Crisis Communications Basics

Coronavirus panic

Here’s a reminder of crisis communications basics for those many organizations and individuals not supported by professionals in the field. Covid-19 is certainly creating a firestorm of fear and even panic in places requiring skillful communications between organizations and those they serve, protect, employee, and must respond to.

The following are a few basics that I learned from my past 30 years work as a Director in the Operations Strategy Branch of the RCMP, as a national change and crisis management consultant, and teaching the topic.

  1.  A crisis is a fast-moving event. It often has incomplete information and false and rapidly-changing information.
  2. What worked before or even last week may not work again. Nothing is ever exactly the same due to the chaotic intervention of dozens of changing variables.
  3. Know who are trusted sources. These are generally medical health professionals and scientists speaking directly to you through various communication channels. Not your aunt Sally, the latest blog, or your neighbor who you may trust on other levels of existence.
  4. Be prepared for rising levels of fear. I define fear as a sense of powelessness and the unknown. As events rapidly change due to the shifting sands of reality there will be accusations of inconsistency in messages or even outright lying. Us humans crave certainly and consistency and predictability. A crisis by definition brings the opposite. Explaining to others what emotions and reactions are expected during a crisis may help people understand that what they are feeling is a natural recurrent pattern. That what they know today are the facts. But those facts will change and when they do the will be quickly communicated and explained.
  5. Crises with swirling waters of change bring all manner of speculation to fill our void of unknown. Because we need certainty we readily accept crazy theories that sound logical and rumors with no standing in fact but feel comfortable to our need for power and knowledge. Such devils of anxiety and fear need to be immediately corrected.
  6. During a crisis even the most uninformed layperson will have “logical” answers. “Why don’t we just (fill in the blank).” Fear spurs us to find solutions. Even when they make no sense.
  7. Remember that facts, statistics, and logic do not do well in overriding raw fear. Our brain’s amygdala is designed to short-circuit all other passageways to protect us from death and injury by immediately triggering us to fight, flight, or freeze bypassing our thoughtful neocortex. This means that technical and accurate communication about disease, death, and scary viruses must be presented in simple and personally-relevant language. And repeated often, calmly, and credibly.
  8. Know your target audiences. Many can be affected by a crisis. Every one of those audiences is hungry for the facts but likely wants slightly or greatly different facts. There is no such thing as a “general population” needing just one over-arching message. Think about specific suppliers, customers, clients, students, different professions, gender, age, education levels, ethnicity, cultures, and languages. Each may required a tailored message for their needs. But at the same time you must have overall consistency in your general theme. Washing hands is washing hands but greetings and social interactions vary among cultures.
  9. As you deal with a crisis expect at some point finger-pointing and accusations of blame.
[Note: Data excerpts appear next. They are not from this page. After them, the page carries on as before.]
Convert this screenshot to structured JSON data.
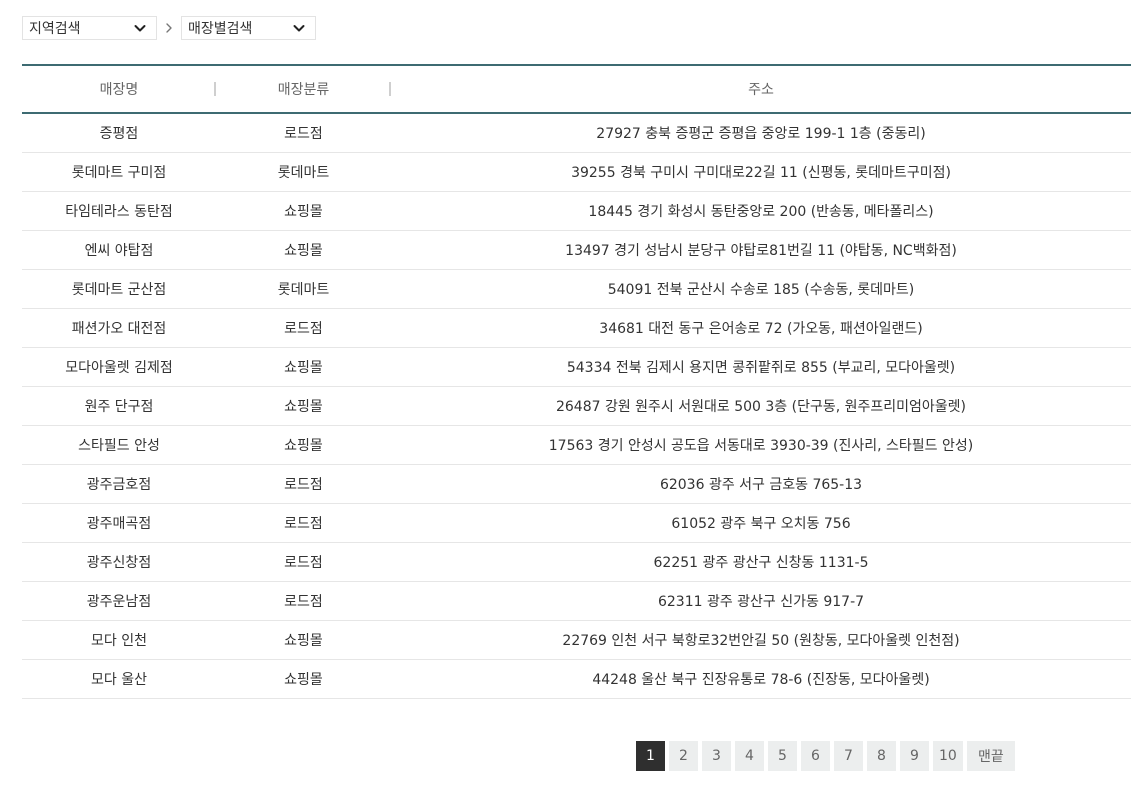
{
  "filters": {
    "region": {
      "value": "지역검색"
    },
    "store": {
      "value": "매장별검색"
    },
    "separator": "›"
  },
  "table": {
    "headers": {
      "name": "매장명",
      "type": "매장분류",
      "address": "주소"
    },
    "rows": [
      {
        "name": "증평점",
        "type": "로드점",
        "address": "27927 충북 증평군 증평읍 중앙로 199-1 1층 (중동리)"
      },
      {
        "name": "롯데마트 구미점",
        "type": "롯데마트",
        "address": "39255 경북 구미시 구미대로22길 11 (신평동, 롯데마트구미점)"
      },
      {
        "name": "타임테라스 동탄점",
        "type": "쇼핑몰",
        "address": "18445 경기 화성시 동탄중앙로 200 (반송동, 메타폴리스)"
      },
      {
        "name": "엔씨 야탑점",
        "type": "쇼핑몰",
        "address": "13497 경기 성남시 분당구 야탑로81번길 11 (야탑동, NC백화점)"
      },
      {
        "name": "롯데마트 군산점",
        "type": "롯데마트",
        "address": "54091 전북 군산시 수송로 185 (수송동, 롯데마트)"
      },
      {
        "name": "패션가오 대전점",
        "type": "로드점",
        "address": "34681 대전 동구 은어송로 72 (가오동, 패션아일랜드)"
      },
      {
        "name": "모다아울렛 김제점",
        "type": "쇼핑몰",
        "address": "54334 전북 김제시 용지면 콩쥐팥쥐로 855 (부교리, 모다아울렛)"
      },
      {
        "name": "원주 단구점",
        "type": "쇼핑몰",
        "address": "26487 강원 원주시 서원대로 500 3층 (단구동, 원주프리미엄아울렛)"
      },
      {
        "name": "스타필드 안성",
        "type": "쇼핑몰",
        "address": "17563 경기 안성시 공도읍 서동대로 3930-39 (진사리, 스타필드 안성)"
      },
      {
        "name": "광주금호점",
        "type": "로드점",
        "address": "62036 광주 서구 금호동 765-13"
      },
      {
        "name": "광주매곡점",
        "type": "로드점",
        "address": "61052 광주 북구 오치동 756"
      },
      {
        "name": "광주신창점",
        "type": "로드점",
        "address": "62251 광주 광산구 신창동 1131-5"
      },
      {
        "name": "광주운남점",
        "type": "로드점",
        "address": "62311 광주 광산구 신가동 917-7"
      },
      {
        "name": "모다 인천",
        "type": "쇼핑몰",
        "address": "22769 인천 서구 북항로32번안길 50 (원창동, 모다아울렛 인천점)"
      },
      {
        "name": "모다 울산",
        "type": "쇼핑몰",
        "address": "44248 울산 북구 진장유통로 78-6 (진장동, 모다아울렛)"
      }
    ]
  },
  "pagination": {
    "pages": [
      "1",
      "2",
      "3",
      "4",
      "5",
      "6",
      "7",
      "8",
      "9",
      "10"
    ],
    "current": "1",
    "last_label": "맨끝"
  },
  "colors": {
    "header_border": "#3d6b72",
    "active_page_bg": "#2f2f2f",
    "page_bg": "#eceeee"
  },
  "icons": {
    "dropdown": "chevron-down-icon",
    "breadcrumb": "chevron-right-icon"
  }
}
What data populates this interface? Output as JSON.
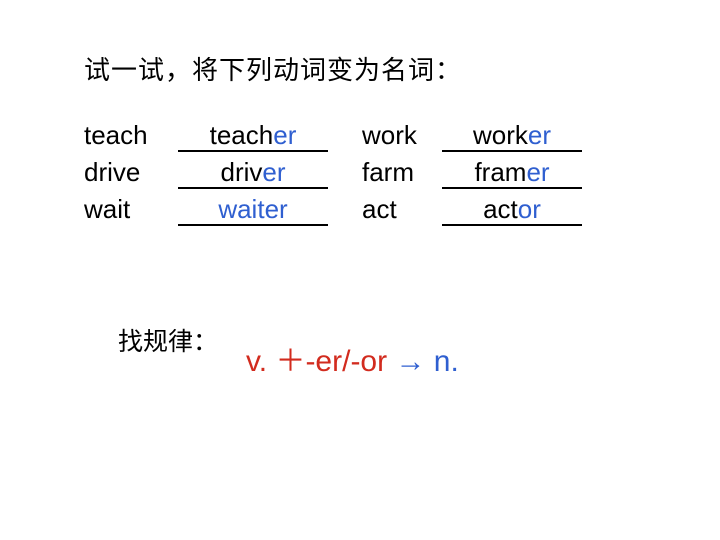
{
  "slide": {
    "title": "试一试，将下列动词变为名词：",
    "rows": [
      {
        "left_verb": "teach",
        "left_noun_stem": "teach",
        "left_noun_suffix": "er",
        "right_verb": "work",
        "right_noun_stem": "work",
        "right_noun_suffix": "er"
      },
      {
        "left_verb": "drive",
        "left_noun_stem": "driv",
        "left_noun_suffix": "er",
        "right_verb": "farm",
        "right_noun_stem": "fram",
        "right_noun_suffix": "er"
      },
      {
        "left_verb": "wait",
        "left_noun_stem": "wait",
        "left_noun_suffix": "er",
        "right_verb": "act",
        "right_noun_stem": "act",
        "right_noun_suffix": "or"
      }
    ],
    "rule": {
      "label": "找规律：",
      "formula": "v. ＋-er/-or",
      "arrow": " → ",
      "result": "n."
    }
  }
}
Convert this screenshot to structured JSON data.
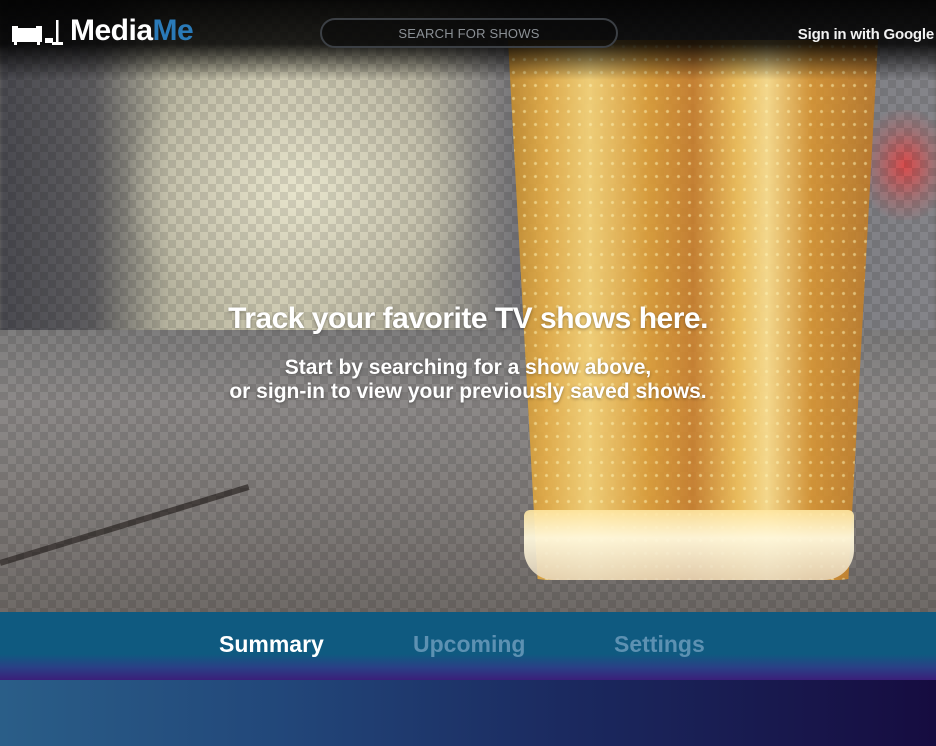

An action and response that happened today is not the same as tomorrow brings. Events are moving faster than our ability to perfectly understand and respond. Again our human tendency is to find a villian, any villian, in a crisis. This helps us make sense of things. Also assigning blame to others in a crisis can sometimes insulate own own inadequacy or wrongdoing.
  10. And finally, remember the old adage that “perfection is the enemy of good.” In a crisis it is unlikely we will see “perfect” solutions and action. In many cases we will have to settle for “good enough.” As we say in crisis management, sometimes “a tie is a win.”

 

One thought on “Crisis Communications Basics

  1. Tl;dr – The stupid virus may be unstoppable because the novelty or the sense of fear can wear off in the long run. Is it possible to implement long term changes on such large scale without the fear?

    One of the more probable ways that this pandemic can end is the virus running its course through the masses until “herd immunity” is developed. This was the opinion of a doctor in India who also fears that the outbreak is impossible to contain.

    What stuck with me from that conversation was the idea of the novelty wearing off. In time, people might get tired with the extremely impractical measures such as lockdown of the entire country. They might even lose the sense of fear, because of implementation of long term measures to protect against the virus. These long term measures or changes in daily life and work will, in turn, lose their effectiveness because is is difficult to go the extra mile without the fear or urgency.

    From a change management perspective, can such utter failure be avoided on a global scale?